California Regulator Looks to Open the FAIR Plan’s Floodgates

In those periods of respite when the State of California is not rocking and rolling atop its various fault lines, it’s often quite literally on fire. In fact, of the top 10 costliest wildfires in U.S. history, California claims seven and sweeps the top five spots. Last year was no exception. The costs of the Valley and Butte fires have been pegged at roughly $1 billion.

Because of the risk of conflagration, Californians pay top-dollar for fire insurance. For some, the risk is so high that insurance is unavailable through traditional channels. In those cases, such residents have the option of joining what’s called the FAIR Plan. Imaginatively named the “Fair Access to Insurance Requirements Plan,” the plan offers an actuarially sound property insurance policies of last resort. Like many products of last resort, the FAIR Plan is intended to be available when the private market is unable to offer coverage.

But California Insurance Commissioner Dave Jones is dismayed at what he sees as the private market failing to offer affordable coverage. There is particular irony in Jones’ declaration that private homeowners insurance is too costly, given that he has sweeping authority under California’s Prop 103 system to reject homeowners insurance rates for being excessive – indeed, the law requires him only to accept rates that are actuarially justifiable.

Last week, in response to this perceived affordability coverage, he announced changes to the FAIR Plan that both increase access to the plan as well as expand the scope of its coverage. To accomplish the first objective, Jones’ order maintains that:

…for all geographic areas in California, persons seeking basic property insurance through FAIR Plan need not show that they have unsuccessfully attempted to obtain insurance through the normal market provided by admitted insurers or surplus lines brokers, because the Commissioner finds that this erects an artificial barrier preventing or delaying consumers from obtaining coverage.
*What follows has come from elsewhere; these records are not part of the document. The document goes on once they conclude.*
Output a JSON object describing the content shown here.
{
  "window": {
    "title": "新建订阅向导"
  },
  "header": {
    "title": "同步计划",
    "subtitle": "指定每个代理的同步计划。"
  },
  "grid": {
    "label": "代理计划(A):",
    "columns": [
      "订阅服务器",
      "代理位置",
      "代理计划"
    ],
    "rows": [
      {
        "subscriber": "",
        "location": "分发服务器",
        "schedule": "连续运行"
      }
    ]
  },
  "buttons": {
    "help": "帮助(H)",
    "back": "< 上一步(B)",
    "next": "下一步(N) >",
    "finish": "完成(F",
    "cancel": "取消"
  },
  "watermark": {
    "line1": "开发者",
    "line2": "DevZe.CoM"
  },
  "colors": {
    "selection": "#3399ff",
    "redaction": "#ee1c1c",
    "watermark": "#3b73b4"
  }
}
This part of the order deals with what’s known as a “declination requirement.” The idea is that, for the FAIR Plan actually to function as a market of last resort, a consumer should have to demonstrate that they have tried and failed to get coverage elsewhere. When the market is truly unable to provide reasonably priced products in a region, products that have already been approved by the commissioner, gathering proof of a refusal to write coverage is no problem.
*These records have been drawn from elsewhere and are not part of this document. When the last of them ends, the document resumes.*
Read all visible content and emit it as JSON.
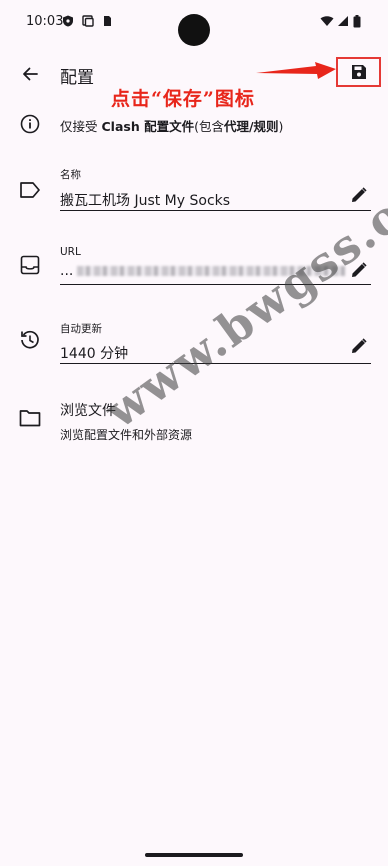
{
  "status_bar": {
    "time": "10:03"
  },
  "app_bar": {
    "title": "配置"
  },
  "annotation": {
    "text": "点击“保存”图标",
    "color": "#e8261b"
  },
  "info": {
    "prefix": "仅接受 ",
    "bold1": "Clash 配置文件",
    "mid": "(包含",
    "bold2": "代理/规则",
    "suffix": ")"
  },
  "fields": {
    "name": {
      "label": "名称",
      "value": "搬瓦工机场 Just My Socks"
    },
    "url": {
      "label": "URL",
      "value_prefix": "..."
    },
    "auto_update": {
      "label": "自动更新",
      "value": "1440 分钟"
    }
  },
  "browse": {
    "title": "浏览文件",
    "subtitle": "浏览配置文件和外部资源"
  },
  "watermark": {
    "text": "www.bwgss.org"
  }
}
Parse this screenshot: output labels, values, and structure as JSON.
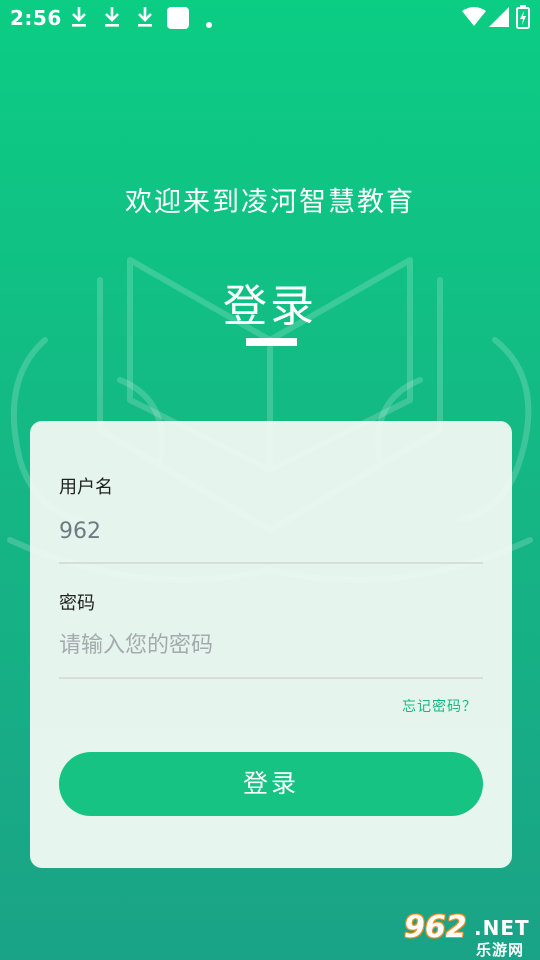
{
  "status_bar": {
    "time": "2:56",
    "icons": [
      "download-icon",
      "download-icon",
      "download-icon",
      "app-square-icon",
      "notification-dot-icon",
      "wifi-icon",
      "signal-icon",
      "battery-charging-icon"
    ]
  },
  "header": {
    "welcome": "欢迎来到凌河智慧教育",
    "title": "登录"
  },
  "form": {
    "username_label": "用户名",
    "username_value": "962",
    "password_label": "密码",
    "password_placeholder": "请输入您的密码",
    "forgot_label": "忘记密码？",
    "submit_label": "登录"
  },
  "watermark": {
    "number": "962",
    "domain": ".NET",
    "site_name": "乐游网"
  },
  "colors": {
    "accent": "#16c382",
    "background_top": "#0bcd84",
    "background_bottom": "#1aa387",
    "link": "#15b980"
  }
}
Removing the declination requirement, particularly while also removing any geographical limits, is not unlike opening a flood gate to release a wall of water. We don’t have to guess about how the removal of such an “artificial barrier” ends — there is precedent on the matter.

Florida, like California, had its own FAIR Plan to provide property insurance in the era of redlining. In 2003, Florida merged its FAIR Plan with another last-resort instrumentality that provided windstorm insurance in coastal regions, creating what is today known as the Citizens Property Insurance Corp.
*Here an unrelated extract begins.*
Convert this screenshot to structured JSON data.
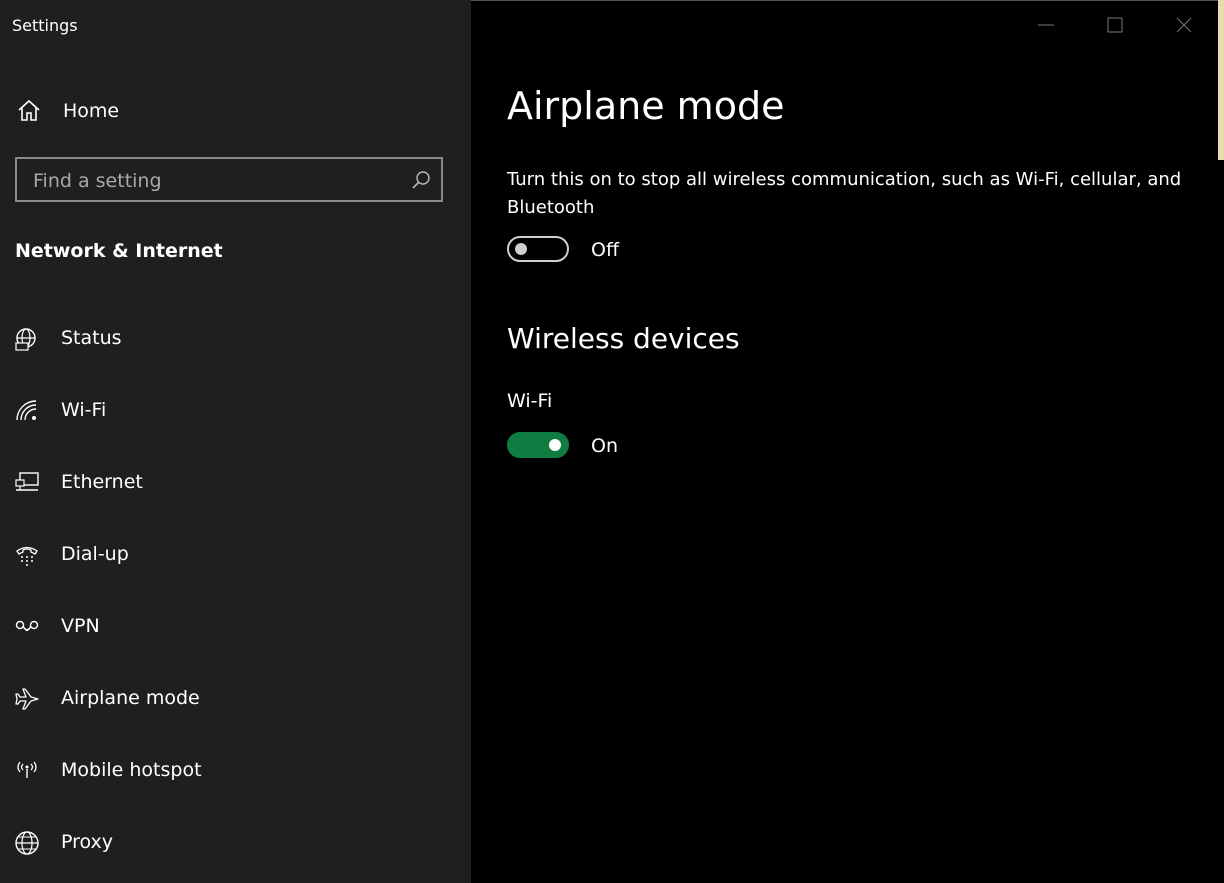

In 2007, then-Gov. Charlie Crist modified – though he did not eliminate – the declination requirement for Citizens. To qualify, all residents needed to do was to provide a quote showing a premium 15 percent greater than what Citizens was offering. Because Citizens enjoyed state subsidies and was backed by assessments on virtually every property-casualty insurance policy in the state, pretty much everyone became eligible for the program overnight. In fact, the change to the declination requirement was in no small part responsible for making Citizens, for a number of years, the largest property insurer in the nation’s third-largest state. It’s only recently shrunk back to the levels envisioned when it was created.

The fate of Citizens is not unlike the problems that could soon befall California’s FAIR Plan. It undercuts competition in the voluntary market that provides policyholders with an accurate understanding of their risk.

In that sense, there is a further irony in the commissioner’s expansion of access to, and coverage provided by, the FAIR Plan, since he recently asked insurers within the state to begin divesting from thermal coal and other aspects of the carbon economy. Obviously he, like we at R Street, believes that there is an increased risk posed to Californians by climate change. Yet when it comes to actually reflecting the increased risk of fires in rates, he refuses to take the steps necessary to allow consumers to better understand the personal peril that climate change poses to them.